Dopo aver studiato le motivazioni della sentenza emessa dal gup Antonella Pini Bentivoglio), il pm Maria Rita Pantani l’ha impugnata e si riparlerà in Appello a Bologna di quelle tragiche ore.

Un “attacco” alla sentenza di primo grado che si fonda su due aggravanti del duplice omicidio (futili motivi e premeditazione) e sui dubbi che il magistrato inquirente avanza relativamente alla perizia psichiatrica che ha concluso per la semi-infermità di mente dell’assassino.

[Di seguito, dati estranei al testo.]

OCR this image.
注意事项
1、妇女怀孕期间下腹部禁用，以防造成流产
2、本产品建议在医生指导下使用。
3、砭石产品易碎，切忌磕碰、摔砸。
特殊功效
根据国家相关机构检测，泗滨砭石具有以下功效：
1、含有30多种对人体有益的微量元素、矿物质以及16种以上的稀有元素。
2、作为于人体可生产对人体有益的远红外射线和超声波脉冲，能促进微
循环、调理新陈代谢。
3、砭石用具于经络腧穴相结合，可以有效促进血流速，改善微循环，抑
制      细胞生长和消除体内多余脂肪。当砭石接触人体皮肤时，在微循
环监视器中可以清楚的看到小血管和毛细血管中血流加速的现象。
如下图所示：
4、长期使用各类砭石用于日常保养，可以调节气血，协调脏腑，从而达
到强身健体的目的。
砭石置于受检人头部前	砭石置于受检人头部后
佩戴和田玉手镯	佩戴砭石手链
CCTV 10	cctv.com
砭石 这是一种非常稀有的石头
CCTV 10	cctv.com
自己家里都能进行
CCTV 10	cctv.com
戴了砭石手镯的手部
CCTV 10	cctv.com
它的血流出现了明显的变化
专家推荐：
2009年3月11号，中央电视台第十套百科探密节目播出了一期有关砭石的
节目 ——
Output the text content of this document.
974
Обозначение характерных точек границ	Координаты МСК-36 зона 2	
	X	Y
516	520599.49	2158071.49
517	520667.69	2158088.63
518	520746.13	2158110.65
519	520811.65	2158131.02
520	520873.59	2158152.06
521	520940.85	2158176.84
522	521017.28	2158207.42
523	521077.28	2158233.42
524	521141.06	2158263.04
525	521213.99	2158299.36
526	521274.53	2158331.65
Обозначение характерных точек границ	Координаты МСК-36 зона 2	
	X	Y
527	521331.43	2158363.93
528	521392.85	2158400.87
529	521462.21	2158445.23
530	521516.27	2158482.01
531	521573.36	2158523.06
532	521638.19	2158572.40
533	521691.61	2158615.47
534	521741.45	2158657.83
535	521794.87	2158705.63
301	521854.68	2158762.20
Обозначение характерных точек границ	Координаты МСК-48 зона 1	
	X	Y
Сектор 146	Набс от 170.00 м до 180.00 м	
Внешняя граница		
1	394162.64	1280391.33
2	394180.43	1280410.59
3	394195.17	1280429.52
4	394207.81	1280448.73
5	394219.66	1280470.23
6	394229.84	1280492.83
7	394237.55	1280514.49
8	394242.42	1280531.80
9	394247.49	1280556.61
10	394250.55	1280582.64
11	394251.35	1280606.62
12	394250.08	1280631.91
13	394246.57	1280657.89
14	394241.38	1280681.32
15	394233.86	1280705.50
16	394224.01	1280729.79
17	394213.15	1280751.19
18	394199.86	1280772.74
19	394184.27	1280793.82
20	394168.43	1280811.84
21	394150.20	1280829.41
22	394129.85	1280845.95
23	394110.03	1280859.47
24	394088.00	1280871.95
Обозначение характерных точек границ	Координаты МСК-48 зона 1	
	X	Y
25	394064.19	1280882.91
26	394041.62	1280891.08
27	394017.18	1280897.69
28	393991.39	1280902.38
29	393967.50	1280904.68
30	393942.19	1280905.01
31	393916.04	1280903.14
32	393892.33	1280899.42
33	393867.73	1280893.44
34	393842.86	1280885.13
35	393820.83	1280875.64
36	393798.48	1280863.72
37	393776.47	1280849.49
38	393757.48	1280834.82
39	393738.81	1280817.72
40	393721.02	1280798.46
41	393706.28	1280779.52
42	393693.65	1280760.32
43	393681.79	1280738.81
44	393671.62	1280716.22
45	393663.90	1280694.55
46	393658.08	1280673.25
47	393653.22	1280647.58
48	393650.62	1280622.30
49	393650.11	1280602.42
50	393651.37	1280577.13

Per quanto concerne le aggravanti, il pm Pantani le ritiene decisive per “inquadrare” correttamente la vicenda. I futili motivi vengono connessi (facendo riferimento alle testimonianze) sia all’omicidio della badante nell’auto (Rizzi sparò quando lei lo derise, commentando un pesante apprezzamento ad alta voce fatto da alcuni nomadi sulla donna stessa) sia agli spari ad Artoni nel bar Snoopy (perché “Ghibla” non sopportava più gli sfottò del venditore di bibite per la chiacchierata storia sentimentale dell’anziano assassino con la ben più giovane badante russa). Il sostituto procuratore ritiene indiscussa anche la premeditazione: Rizzi, la notte prima degli spari, scrisse in un biglietto che voleva uccidere Artoni e poi la badante russa, inoltre quel giorno uscì di casa armato e attese per ore davanti al bar il 44enne, tornando anche indietro una volta avergli sparato, per dargli con ferocia il colpo di grazia. Due aggravanti che per il pm Pantani – alla luce dell’efferatezza del duplice delitto e del tentativo dell’omicida di ridimensionare quanto commesso – non possono cadere di fronte alla parziale infermità di Rizzi. Ed anche sul vizio parziale di mente chi ha svolto le indagini ha molto da ridire, ritenendo non provata la conclusione dei periti: poche visite a Rizzi, i risultati dei test basati solo sulle parole dell’assassino, la mancanza di certezze scientifiche sull’esito della risonanza magnetica dell’encefalo di “Ghibla”, la sottolineatura che, prima del raptus omicidida, all’ultrasettantenne non vennero mai riconosciute patologie mentali e non fu mai curato da strutture psichiatriche.

In primo grado il pm Pantani aveva chiesto la condanna all’ergastolo.